By David M. Shribman
Executive Editor of the Pittsburgh Post-Gazette
With victories in a string of Eastern states, including the industrial-and-agrarian empire of Pennsylvania, Donald Trump and Hillary Clinton took giant steps toward their respective presidential nominations Tuesday night. They swept away most of the uncertainty surrounding their drives to their conventions, and they did so convincingly.
They're not all the way there yet, to be sure. Clinton has a commanding lead over Sen. Bernie Sanders of Vermont, but cannot afford to permit the 74-year-old unlikely avatar of the Democratic youth movement to regain the momentum he had only a fortnight ago. For his part, Trump must continue his relentless push, state by state, but especially in the next six days in Indiana, where Sen. Ted Cruz of Texas may be making his last, desperate stand.
The greater drama is in the Republican Party, roiled as it has been for 13 months by a rebellion in its ranks that, now that it is in full flower, has substantially altered those ranks, changing the very definition of what it is to be a Republican and what the party, once the guardian of stability and the repository of steady habits, stands for.
Indeed, Tuesday's results in this state and across the Eastern Seaboard underscored how the American political world has turned upside down -- even though all five states that voted Tuesday voted for the Democratic presidential candidate in every election since 1992, when Clinton's husband first won the White House.

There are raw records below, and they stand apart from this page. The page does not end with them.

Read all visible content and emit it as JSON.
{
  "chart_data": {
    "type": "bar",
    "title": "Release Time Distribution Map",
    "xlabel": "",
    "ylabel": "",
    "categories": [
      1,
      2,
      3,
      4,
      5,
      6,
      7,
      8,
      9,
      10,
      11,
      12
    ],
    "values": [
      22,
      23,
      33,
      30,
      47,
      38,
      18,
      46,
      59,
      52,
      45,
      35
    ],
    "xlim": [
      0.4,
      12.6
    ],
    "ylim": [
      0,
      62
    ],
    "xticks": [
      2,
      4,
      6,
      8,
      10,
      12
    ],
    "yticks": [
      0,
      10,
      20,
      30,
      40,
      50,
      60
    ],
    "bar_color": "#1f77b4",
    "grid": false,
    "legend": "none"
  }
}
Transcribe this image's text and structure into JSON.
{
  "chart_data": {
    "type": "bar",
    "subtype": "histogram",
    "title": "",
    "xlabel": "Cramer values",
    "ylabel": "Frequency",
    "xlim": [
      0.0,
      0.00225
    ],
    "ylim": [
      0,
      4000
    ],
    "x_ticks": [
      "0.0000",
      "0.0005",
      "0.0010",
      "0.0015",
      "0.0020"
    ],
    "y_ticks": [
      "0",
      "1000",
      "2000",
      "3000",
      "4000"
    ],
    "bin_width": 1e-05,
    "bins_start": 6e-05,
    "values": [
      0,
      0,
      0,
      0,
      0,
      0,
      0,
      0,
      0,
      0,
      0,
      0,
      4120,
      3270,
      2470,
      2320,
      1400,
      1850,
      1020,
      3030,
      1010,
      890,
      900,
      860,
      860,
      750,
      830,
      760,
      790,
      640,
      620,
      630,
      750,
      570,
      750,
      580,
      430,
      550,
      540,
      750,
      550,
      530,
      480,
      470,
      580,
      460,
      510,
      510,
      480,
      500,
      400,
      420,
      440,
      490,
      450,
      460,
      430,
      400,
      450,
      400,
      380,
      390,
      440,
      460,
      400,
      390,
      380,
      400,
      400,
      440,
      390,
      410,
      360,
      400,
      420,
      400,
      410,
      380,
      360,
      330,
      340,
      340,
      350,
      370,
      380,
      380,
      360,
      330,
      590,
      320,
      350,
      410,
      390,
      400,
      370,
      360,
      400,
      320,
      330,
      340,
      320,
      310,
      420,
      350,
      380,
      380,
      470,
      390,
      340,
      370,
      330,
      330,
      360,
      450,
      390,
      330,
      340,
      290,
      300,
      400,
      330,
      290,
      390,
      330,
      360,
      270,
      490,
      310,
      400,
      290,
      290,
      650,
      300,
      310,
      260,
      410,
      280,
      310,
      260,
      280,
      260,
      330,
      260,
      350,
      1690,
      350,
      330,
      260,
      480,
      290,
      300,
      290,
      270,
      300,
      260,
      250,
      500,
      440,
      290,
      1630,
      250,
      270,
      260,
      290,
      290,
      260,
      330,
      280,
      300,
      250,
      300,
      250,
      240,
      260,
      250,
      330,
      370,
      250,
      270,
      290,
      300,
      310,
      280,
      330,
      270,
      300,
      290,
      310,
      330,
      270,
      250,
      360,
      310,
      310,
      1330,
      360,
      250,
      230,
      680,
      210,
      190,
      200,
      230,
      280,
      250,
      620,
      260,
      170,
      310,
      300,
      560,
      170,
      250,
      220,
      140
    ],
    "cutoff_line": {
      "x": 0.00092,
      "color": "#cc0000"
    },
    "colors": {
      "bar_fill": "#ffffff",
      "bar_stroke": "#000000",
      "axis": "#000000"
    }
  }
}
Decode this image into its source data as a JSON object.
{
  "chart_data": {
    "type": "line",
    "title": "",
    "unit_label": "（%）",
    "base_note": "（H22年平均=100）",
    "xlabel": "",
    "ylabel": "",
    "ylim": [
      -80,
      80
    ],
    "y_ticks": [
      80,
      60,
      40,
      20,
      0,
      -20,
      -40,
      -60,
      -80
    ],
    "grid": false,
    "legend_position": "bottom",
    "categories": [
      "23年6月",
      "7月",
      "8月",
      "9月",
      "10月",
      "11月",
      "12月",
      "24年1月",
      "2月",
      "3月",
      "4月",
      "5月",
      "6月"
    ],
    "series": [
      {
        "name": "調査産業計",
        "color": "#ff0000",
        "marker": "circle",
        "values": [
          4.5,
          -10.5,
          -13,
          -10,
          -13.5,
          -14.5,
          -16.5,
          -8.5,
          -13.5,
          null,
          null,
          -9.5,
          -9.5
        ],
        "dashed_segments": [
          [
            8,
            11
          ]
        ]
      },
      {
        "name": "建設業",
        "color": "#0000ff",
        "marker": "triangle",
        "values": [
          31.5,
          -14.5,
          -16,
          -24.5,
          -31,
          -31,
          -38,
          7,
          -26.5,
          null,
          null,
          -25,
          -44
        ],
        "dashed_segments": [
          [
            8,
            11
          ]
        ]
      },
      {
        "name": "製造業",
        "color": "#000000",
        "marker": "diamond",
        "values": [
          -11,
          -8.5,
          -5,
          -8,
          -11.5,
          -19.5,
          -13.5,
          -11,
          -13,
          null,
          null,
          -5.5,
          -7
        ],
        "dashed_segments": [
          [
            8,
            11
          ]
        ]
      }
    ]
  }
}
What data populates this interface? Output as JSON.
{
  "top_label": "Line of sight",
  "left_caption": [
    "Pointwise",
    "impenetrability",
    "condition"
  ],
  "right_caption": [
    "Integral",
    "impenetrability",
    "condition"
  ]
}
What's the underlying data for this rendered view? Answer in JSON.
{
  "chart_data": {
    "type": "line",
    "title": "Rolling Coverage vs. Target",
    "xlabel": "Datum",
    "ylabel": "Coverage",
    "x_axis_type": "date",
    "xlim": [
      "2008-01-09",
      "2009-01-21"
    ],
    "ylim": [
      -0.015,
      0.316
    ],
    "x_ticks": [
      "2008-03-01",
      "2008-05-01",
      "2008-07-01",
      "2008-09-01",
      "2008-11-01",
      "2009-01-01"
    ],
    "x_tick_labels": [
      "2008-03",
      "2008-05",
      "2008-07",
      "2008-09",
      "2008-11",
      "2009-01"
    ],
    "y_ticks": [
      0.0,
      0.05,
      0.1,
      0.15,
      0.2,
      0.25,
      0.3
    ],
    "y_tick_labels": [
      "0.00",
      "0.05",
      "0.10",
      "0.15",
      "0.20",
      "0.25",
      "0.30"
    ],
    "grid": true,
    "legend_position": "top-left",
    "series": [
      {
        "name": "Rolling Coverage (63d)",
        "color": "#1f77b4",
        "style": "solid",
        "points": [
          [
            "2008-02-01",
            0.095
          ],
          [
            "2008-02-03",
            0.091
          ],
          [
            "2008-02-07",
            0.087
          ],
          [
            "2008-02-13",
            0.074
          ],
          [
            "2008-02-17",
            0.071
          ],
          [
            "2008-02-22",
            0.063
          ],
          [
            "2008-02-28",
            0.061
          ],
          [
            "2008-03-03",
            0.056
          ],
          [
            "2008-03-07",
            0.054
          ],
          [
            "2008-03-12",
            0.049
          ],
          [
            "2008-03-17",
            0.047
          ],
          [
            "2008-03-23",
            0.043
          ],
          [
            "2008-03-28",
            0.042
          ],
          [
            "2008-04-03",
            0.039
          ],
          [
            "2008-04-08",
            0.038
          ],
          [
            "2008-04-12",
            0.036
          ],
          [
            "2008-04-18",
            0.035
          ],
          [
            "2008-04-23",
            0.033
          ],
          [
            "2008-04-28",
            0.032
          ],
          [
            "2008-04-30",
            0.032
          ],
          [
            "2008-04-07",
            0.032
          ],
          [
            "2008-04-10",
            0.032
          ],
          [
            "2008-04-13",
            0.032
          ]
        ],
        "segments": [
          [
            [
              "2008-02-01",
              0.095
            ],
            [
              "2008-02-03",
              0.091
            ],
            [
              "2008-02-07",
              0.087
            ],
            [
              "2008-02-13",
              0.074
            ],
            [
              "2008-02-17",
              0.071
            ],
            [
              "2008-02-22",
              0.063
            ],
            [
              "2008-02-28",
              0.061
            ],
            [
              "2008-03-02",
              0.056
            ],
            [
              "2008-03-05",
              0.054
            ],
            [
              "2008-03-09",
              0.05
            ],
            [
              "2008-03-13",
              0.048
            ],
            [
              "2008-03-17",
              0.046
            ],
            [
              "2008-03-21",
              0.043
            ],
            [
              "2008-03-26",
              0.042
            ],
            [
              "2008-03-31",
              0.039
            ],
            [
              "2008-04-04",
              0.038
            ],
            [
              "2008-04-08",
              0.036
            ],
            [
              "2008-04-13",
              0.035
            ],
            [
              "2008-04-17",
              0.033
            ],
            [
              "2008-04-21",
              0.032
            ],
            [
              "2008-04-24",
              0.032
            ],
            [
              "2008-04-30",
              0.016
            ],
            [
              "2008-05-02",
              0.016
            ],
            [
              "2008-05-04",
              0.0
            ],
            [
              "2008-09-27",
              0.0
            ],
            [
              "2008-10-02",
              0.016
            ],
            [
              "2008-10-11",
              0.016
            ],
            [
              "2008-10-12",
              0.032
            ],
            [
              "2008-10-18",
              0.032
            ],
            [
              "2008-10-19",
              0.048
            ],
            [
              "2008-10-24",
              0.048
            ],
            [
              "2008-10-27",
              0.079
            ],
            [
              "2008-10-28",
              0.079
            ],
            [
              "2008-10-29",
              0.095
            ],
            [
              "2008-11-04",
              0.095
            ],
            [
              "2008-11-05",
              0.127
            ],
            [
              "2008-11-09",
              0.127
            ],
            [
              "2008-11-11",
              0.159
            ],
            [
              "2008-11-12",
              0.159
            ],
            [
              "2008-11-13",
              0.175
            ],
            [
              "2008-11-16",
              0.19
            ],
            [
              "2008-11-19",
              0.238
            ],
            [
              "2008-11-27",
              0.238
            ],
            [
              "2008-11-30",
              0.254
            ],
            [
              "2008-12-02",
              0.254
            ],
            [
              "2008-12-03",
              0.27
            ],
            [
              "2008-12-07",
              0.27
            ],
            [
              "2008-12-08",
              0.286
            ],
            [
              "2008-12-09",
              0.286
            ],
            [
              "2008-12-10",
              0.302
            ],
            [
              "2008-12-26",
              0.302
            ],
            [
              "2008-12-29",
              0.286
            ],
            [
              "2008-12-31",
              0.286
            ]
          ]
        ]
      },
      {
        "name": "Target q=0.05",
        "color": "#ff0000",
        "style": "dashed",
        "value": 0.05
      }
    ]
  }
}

Wednesday morning, despite the continuing battle between the Sanders and Clinton loyalists, the party of stability is the Democratic Party, which only a generation ago was torn asunder by generational and cultural warfare; was suffering an identity crisis so severe it commissioned study after study to find its political gyroscope; and witnessed established political figures enduring pitiless critiques from outsiders who viewed the governing strictures and prevailing culture of the party as hopelessly outmoded and fatally corrupt.
Today that very description applies, syllable for syllable, to the Republican Party.
And, more startling still, those Democratic rebels -- make no mistake: Clinton was one of them, as anyone who witnessed or has read her Wellesley College commencement address will attest -- comprise something of an establishment of their own. Now "the Clintons" are as powerful a brand, as an important a factor in history, as "the Kennedys" and "the Bushes."
It is true that the major meaning of the Sanders campaign, along with an attack on the campaign-finance system and a withering critique of the wealth gap, was an assault on the party establishment. While the campaign still rages -- Sanders insists he'll continue to fight -- the bitterness between the two camps persists. But it is friendly fire compared with the ballistics within the Republican Party.
Indeed, in a victory statement in Philadelphia, Clinton said of her rival, "There's much more that unites us than divides us," and she cited a string of issues that were more in Sanders' palette than in hers, including the sins of Wall Street.
The Republican nomination is not a settled matter, yet, even if Trump said Tuesday night, "I consider myself the presumptive nominee."
Cruz and Gov. John Kasich of Ohio have undertaken an arranged marriage that is less one of convenience than of necessity. Its honeymoon lasted less than 24 hours, and so an alliance that looked as if it were a vote-diversion agreement -- Kasich would ask his supporters to back Cruz in Indiana, and the Texan would ask his legions to back Kasich in Oregon and New Mexico -- now looks like something different entirely. It is now more akin to a no-fly zone, with Cruz agreeing not to campaign in the Western states and Kasich agreeing not to campaign in Indiana.
In his victory speech Tuesday, Trump said, "The Republican Party needs something much different than that." He described the alliance as "a faulty deal that was defaulted on before it was even started."
The focus of the next week will be on two elements: the GOP party rules and the state of Indiana.
If nothing else, the struggle in Pennsylvania only intensified the importance of both those elements. Trump triumphed in this state, even sweeping the Philadelphia suburbs. And yet he came away with a paltry prize; more than two-thirds of the delegates distributed in this state will be unpledged -- the largest portion of any state to be so distributed. Trump is well positioned to claim many of those unpledged delegates, but the gap between that harvest and his big victory will only add fuel to his fiery commentary.
Now the campaign moves to Indiana, where the Trump forces face a more congenial set of circumstances.
If Trump wins Indiana overall and prevails in each of its congressional districts, he will win every one of the 57 delegates on offer. That's the kind of delegate-distribution scheme the Manhattan businessman believes should be applied nationwide.
Moreover, the unemployment rate is at about the national average, making the state fertile territory for his criticism of trade agreements, especially the North American Free Trade Agreement. The state has lost 113,000 manufacturing jobs since 1994, when NAFTA was implemented, and though all the job losses cannot be attributed to the trade agreement, unemployment remains a sensitive issue in the state.
Other important primaries remain, especially California's, which has a prize of 172 delegates. The GOP contest almost certainly will continue until that confrontation, on June 7, but if Trump continues at this pace he may end the primary and caucus season with the delegate total he needs -- or well within striking distance of the 1,237 required for the nomination.